Ce soir j’ai envie de parler de contexte, de vie, d’humains, de relations et de conscience.

Je suis retombée sur une photo de moi, au milieu des mes petits camarades de CP : la classique photo qui fait pouffer de rire, parce qu’on se remémore, qu’on se moque gentiment de ces autres, qu’on se rappelle des oubliés et qu’on se dit que c’est bien loin. Je me suis amusée à me rappeler les premières amitiés, les premiers flirts, les premiers rebonds de cœur et les premiers complexes.

Aucun camarade de CP ne fait partie de ma vie actuelle, et pourtant, j’ai un souvenir précis de mes affinités comme de mes réticences. Comme une empreinte de corps et de sensation. Je n’étais pas toute blanche : j’étais la petite aux lunettes qui avait l’air d’un ange mais qui te volais ton goûter en douce pour adorer te regarder pleurer ensuite.

Je ne saurais pas dire précisément comment, mais j’ai très vite fait la différence entre ceux que j’appréciais réellement et ceux que je devais subir parce que c’est le jeu social qui le veut (mais qui ne le vaut pas).

A vrai dire, je n’ai pas de souvenir de moi disant à une tierce personne, je ne veux juste pas avoir d’interaction sociale avec toi. Je pense qu’on est assez intelligent pour se sentir et surtout flairer le malaise quand le courant ne passe simplement pas. Le franc parler, sans agressivité ni manque de respect, est un passeport international.

Par la suite, avec un pied dans chaque pays, et une tête souvent ailleurs, mes cercles se sont élargis : la base c’est le cercle familial. Ajoutons à cela le cercle amical/ amoureux, le cercle des connaissances, le cercle fiesta, le cercle de la danse, le cercle qui cherche son statut…bref, la VIE version « je connais trop de monde et je veux être sur tous les fronts», qui prenait une énergie folle et qui était surtout inutile..

Doucement mais sûrement, ma manière de voir les relations a évolué vers quelque chose de moins soutenu : J’ai lâché prise pour laisser mes relations aller et venir à leur gré, pour les vivre, au jour le jour, sans historique à maintenir au nom de je ne sais quelle règle stupide. Je peux passer 30 mn avec un inconnu dans la rue et ça va être un moment que je n’oublierai jamais et entretenir cette amitié précieuse qui dure depuis quelques années. Je ne compare pas les deux, il n y a pas d’échelle d’importance, c’est juste complètement différent et ça m’apporte tout autant. Je n’ai pas à choisir. Je ne peux pas.

On a tous autour de nous quelqu’un qui nous reproche de ne pas l’appeler assez souvent, ou un autre qui estime que si on ne partage pas chaque détail du quotidien, c’est qu’on ne fait pas assez confiance. La liste des règles de chacun est tellement longue. Personne n’a tort, personne n’a raison. Il suffit d’aller là où on est le mieux.

Ça ne m’est pas tombé du ciel comme une révélation : J’ai expérimenté un peu chaque forme de relation. Le call quotidien, le trop proche, le trop loin, le trop distant, le très précis, le très confus et chaque humain a éclairé ma lanterne sur ce que je pouvais être et ce que je ne pouvais pas être. J’ai modelé jusque conscientiser ce qui m’allait sans offenser l’autre. Trouver l’équilibre. Sans imposer. Sans ignorer. Une balance.

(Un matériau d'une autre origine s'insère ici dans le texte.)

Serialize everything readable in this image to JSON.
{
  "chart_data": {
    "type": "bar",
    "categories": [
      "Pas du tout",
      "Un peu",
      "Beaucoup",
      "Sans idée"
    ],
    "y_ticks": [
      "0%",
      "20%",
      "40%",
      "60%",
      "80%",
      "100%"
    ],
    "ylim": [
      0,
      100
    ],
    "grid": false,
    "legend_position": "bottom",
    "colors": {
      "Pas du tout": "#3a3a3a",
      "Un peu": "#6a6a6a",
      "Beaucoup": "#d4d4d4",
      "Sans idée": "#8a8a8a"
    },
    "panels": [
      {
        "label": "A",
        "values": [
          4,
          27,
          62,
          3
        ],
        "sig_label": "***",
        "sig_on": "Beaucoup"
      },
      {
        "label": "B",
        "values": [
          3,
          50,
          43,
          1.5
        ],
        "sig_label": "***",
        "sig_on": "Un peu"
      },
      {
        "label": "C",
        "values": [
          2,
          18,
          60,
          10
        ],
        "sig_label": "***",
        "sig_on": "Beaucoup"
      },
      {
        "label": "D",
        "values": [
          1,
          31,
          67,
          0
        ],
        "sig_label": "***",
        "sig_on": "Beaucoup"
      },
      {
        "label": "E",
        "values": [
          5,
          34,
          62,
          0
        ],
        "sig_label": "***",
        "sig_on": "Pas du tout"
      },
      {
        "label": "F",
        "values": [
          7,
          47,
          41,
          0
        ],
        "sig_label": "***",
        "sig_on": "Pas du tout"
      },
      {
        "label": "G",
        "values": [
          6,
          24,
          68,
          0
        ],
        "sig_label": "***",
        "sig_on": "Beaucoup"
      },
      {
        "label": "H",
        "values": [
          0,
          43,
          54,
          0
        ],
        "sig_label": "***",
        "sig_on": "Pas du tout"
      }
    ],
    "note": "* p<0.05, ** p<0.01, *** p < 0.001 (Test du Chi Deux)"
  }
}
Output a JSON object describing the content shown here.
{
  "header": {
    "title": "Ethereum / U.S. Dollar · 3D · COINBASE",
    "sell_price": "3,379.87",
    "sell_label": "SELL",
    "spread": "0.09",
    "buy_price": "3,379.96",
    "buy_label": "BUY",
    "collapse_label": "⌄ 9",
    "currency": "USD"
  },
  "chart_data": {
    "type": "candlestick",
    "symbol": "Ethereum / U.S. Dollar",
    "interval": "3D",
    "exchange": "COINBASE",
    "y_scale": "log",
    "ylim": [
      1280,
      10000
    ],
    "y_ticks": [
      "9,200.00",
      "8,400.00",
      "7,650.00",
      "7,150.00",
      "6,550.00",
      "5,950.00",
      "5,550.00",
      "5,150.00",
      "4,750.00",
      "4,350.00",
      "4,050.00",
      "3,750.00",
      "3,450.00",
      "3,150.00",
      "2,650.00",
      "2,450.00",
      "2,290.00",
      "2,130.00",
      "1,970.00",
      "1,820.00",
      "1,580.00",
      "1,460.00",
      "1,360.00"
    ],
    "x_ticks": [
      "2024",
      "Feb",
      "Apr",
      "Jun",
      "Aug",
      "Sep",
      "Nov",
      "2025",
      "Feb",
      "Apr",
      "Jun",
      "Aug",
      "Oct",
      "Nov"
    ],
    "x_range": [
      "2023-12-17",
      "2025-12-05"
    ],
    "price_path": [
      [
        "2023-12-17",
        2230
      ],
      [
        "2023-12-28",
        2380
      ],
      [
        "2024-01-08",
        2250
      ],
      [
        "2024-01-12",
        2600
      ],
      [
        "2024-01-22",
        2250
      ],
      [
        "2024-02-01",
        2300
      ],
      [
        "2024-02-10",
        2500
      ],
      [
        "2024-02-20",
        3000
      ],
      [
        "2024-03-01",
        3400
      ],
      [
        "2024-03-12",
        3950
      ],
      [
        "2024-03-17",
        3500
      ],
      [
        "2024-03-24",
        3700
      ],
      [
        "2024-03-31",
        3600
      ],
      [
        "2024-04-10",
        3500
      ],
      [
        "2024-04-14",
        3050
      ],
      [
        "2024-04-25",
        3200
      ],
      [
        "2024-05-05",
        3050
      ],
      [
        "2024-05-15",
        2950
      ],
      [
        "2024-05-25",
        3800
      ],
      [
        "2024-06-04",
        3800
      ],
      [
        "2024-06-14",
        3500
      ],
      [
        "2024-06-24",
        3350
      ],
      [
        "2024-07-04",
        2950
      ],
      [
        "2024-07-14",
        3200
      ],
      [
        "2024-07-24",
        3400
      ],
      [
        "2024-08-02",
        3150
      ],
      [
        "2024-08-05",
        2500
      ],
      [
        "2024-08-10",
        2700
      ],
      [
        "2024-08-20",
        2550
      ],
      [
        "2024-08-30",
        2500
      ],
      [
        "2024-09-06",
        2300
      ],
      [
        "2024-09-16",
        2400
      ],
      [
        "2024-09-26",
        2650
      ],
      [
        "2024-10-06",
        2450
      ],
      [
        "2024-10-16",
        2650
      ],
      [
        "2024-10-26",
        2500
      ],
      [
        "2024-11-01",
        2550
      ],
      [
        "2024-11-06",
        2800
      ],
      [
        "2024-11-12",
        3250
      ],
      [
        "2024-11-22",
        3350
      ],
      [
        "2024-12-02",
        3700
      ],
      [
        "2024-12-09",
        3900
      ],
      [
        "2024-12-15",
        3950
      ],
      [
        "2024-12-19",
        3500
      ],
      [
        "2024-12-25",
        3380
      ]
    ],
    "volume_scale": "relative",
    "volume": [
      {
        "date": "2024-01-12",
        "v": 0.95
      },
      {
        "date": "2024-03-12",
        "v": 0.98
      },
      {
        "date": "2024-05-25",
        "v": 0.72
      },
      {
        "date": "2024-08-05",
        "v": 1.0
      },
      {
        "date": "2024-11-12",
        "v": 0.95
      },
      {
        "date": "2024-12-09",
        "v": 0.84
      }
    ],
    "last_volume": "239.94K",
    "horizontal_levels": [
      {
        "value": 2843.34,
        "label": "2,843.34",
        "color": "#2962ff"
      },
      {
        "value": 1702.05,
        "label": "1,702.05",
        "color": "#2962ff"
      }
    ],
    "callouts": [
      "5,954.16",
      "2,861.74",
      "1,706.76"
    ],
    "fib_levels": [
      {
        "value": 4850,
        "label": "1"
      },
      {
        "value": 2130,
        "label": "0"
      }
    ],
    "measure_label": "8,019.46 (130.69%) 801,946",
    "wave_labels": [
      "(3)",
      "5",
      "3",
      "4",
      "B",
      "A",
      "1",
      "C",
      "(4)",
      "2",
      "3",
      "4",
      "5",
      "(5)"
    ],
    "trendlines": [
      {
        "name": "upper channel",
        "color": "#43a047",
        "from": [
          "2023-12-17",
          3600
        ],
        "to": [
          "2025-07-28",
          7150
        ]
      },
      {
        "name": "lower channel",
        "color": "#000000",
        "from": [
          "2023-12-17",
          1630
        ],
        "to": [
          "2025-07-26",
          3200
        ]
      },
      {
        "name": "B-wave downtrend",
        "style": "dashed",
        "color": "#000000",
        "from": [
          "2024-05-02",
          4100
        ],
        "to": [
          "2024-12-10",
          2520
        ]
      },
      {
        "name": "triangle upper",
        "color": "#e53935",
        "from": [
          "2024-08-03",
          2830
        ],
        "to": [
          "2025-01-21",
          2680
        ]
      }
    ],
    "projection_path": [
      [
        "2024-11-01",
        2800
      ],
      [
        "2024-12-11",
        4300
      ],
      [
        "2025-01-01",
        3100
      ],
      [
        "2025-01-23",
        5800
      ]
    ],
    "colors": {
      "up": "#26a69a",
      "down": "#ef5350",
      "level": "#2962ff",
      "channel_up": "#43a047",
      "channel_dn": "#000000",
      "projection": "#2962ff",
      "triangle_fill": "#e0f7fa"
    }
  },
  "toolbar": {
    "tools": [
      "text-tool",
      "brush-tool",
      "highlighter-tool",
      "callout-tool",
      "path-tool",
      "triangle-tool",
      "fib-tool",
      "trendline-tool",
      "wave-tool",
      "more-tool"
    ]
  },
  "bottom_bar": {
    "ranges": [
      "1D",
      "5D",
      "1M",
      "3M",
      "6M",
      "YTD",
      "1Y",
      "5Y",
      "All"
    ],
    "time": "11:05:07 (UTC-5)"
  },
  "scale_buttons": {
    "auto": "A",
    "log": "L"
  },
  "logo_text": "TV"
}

Même en trouvant mon modèle, j’évolue dans une société : toute nouvelle rencontre est une nouvelle observation, un nouveau terrain de jeu. J’ai par exemple adoré découvrir cette sensation d’affectionner une personne qu’on ne voit que rarement : être lucide, savoir que se voir souvent n’est juste pas possible, sans empêcher l’entrain du moment. Ni le fausser. Et surtout, ne pas feindre le «  on doit se voir plus souvent » ou le « je t’appelle bientôt ». Non, je t’apprécie, on passe un très bon moment, mais on ne s’appellera pas, on n’a pas besoin de la petite comédie de fin. Les moments sans suite ont AUSSI leur importance. Et les déguster est tellement agréable.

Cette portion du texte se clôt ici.